If you’re at the market this month selecting some fresh cauliflower or endive, and a deep baritone behind you suddenly belts out the opening lines to “It Ain’t Necessarily So” from Porgy & Bess, feel free to join other shoppers in the call-and-response: “Wadoo, zim bam boddle-oo/Hoodle ah da wa da/Scatty wah!” You have been fortunate enough to catch a Pop-up Opera from the Atlanta Opera.
The company did a couple of these “impromptu” performances last year, at the Sandy Springs Farmers Market and at Atlantic Station, and plans more this winter to promote upcoming shows of the Gershwin classic and Mozart’s Così Fan Tutte. “We want to expose people to the art form,” says Atlanta Opera communications manager Laura Soldati. “We want people to understand how powerful it can be live.”
Inspired by flash mobs, operas around the country have been staging seemingly unplanned concerts in public places. Chicago Opera Theater arranged the first event in late 2009, but the best known is the entire Opera Company of Philadelphia’s rousing rendition of the “Hallelujah Chorus” at a downtown Macy’s.

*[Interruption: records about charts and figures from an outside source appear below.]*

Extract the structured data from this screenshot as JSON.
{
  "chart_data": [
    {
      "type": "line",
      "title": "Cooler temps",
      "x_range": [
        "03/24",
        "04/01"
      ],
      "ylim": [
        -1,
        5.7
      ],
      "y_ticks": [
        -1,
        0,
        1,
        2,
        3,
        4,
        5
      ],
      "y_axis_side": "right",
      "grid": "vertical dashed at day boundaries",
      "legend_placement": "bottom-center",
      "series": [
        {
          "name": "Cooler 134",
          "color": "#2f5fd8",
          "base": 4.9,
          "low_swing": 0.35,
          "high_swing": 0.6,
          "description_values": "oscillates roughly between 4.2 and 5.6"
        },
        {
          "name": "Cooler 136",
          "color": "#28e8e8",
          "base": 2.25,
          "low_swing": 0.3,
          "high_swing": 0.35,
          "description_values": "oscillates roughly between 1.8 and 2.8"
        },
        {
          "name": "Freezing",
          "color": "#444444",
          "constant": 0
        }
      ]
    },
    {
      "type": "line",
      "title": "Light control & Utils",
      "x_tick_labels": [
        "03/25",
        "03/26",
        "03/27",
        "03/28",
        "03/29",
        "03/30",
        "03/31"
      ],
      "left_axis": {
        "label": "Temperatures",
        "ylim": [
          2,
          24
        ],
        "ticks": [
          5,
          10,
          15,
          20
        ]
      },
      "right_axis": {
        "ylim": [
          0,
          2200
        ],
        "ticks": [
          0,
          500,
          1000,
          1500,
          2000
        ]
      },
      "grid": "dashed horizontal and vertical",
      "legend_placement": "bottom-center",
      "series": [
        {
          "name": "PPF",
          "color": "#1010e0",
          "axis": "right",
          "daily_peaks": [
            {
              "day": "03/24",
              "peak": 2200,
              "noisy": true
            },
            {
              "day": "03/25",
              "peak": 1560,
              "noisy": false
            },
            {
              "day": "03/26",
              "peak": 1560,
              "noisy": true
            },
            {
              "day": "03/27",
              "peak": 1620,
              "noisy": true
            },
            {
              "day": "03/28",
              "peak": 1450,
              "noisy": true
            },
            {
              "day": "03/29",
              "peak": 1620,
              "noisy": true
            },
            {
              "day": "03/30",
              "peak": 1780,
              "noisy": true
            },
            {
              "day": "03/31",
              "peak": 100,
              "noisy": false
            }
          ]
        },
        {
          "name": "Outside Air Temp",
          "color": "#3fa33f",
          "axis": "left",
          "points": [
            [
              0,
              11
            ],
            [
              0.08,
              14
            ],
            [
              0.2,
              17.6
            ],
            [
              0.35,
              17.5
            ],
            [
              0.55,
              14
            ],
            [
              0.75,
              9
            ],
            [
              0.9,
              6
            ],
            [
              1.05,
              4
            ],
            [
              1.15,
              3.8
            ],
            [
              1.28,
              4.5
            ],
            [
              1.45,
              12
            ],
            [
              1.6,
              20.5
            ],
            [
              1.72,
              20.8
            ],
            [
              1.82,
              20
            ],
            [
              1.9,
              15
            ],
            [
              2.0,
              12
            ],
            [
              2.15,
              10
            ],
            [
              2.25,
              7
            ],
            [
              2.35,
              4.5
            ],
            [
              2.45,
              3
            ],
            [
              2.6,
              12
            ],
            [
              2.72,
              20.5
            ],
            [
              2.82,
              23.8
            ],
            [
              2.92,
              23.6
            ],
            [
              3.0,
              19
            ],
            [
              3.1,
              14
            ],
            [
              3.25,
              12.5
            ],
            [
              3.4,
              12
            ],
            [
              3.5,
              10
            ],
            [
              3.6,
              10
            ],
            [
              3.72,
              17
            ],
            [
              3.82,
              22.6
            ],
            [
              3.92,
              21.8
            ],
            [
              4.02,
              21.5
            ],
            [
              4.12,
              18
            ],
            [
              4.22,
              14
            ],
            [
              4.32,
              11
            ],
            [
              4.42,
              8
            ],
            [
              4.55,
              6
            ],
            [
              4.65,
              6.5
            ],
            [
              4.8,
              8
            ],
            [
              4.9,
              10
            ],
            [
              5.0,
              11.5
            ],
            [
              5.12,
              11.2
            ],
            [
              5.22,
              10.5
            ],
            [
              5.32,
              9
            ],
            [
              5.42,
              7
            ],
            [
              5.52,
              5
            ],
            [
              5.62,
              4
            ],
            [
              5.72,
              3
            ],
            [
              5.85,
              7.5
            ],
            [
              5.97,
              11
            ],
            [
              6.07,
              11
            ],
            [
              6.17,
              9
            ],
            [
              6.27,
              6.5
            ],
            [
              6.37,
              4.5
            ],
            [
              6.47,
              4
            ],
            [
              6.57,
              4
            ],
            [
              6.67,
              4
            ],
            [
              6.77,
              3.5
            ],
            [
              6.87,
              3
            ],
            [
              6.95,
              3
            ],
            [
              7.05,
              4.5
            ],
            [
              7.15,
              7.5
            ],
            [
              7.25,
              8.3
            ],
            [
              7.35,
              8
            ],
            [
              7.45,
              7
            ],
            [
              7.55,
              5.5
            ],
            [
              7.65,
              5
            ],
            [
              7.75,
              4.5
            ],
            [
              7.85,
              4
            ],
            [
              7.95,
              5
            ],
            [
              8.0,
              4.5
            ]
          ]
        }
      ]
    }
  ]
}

Their YouTube video received more than 5 million hits in November alone. That particular spectacle was the most ambitious so far in the Miami-based Knight Foundation’s 1,000 Random Acts of Culture.
Although Atlanta’s performances are on a far smaller scale, the logistics are still daunting. To preserve the surprise, singers have to blend seamlessly into a crowd, and locations must be kept secret. Musical accompaniment can be a challenge. Thus far the Atlanta Opera has relied on a single opera karaoke CD.
The best repertoire is also lighthearted and invites audience participation, says Soldati. “People’s tendency is to assume opera is very dramatic, when there’s really a lot of humor in it. Most operas have a wealth of emotion.”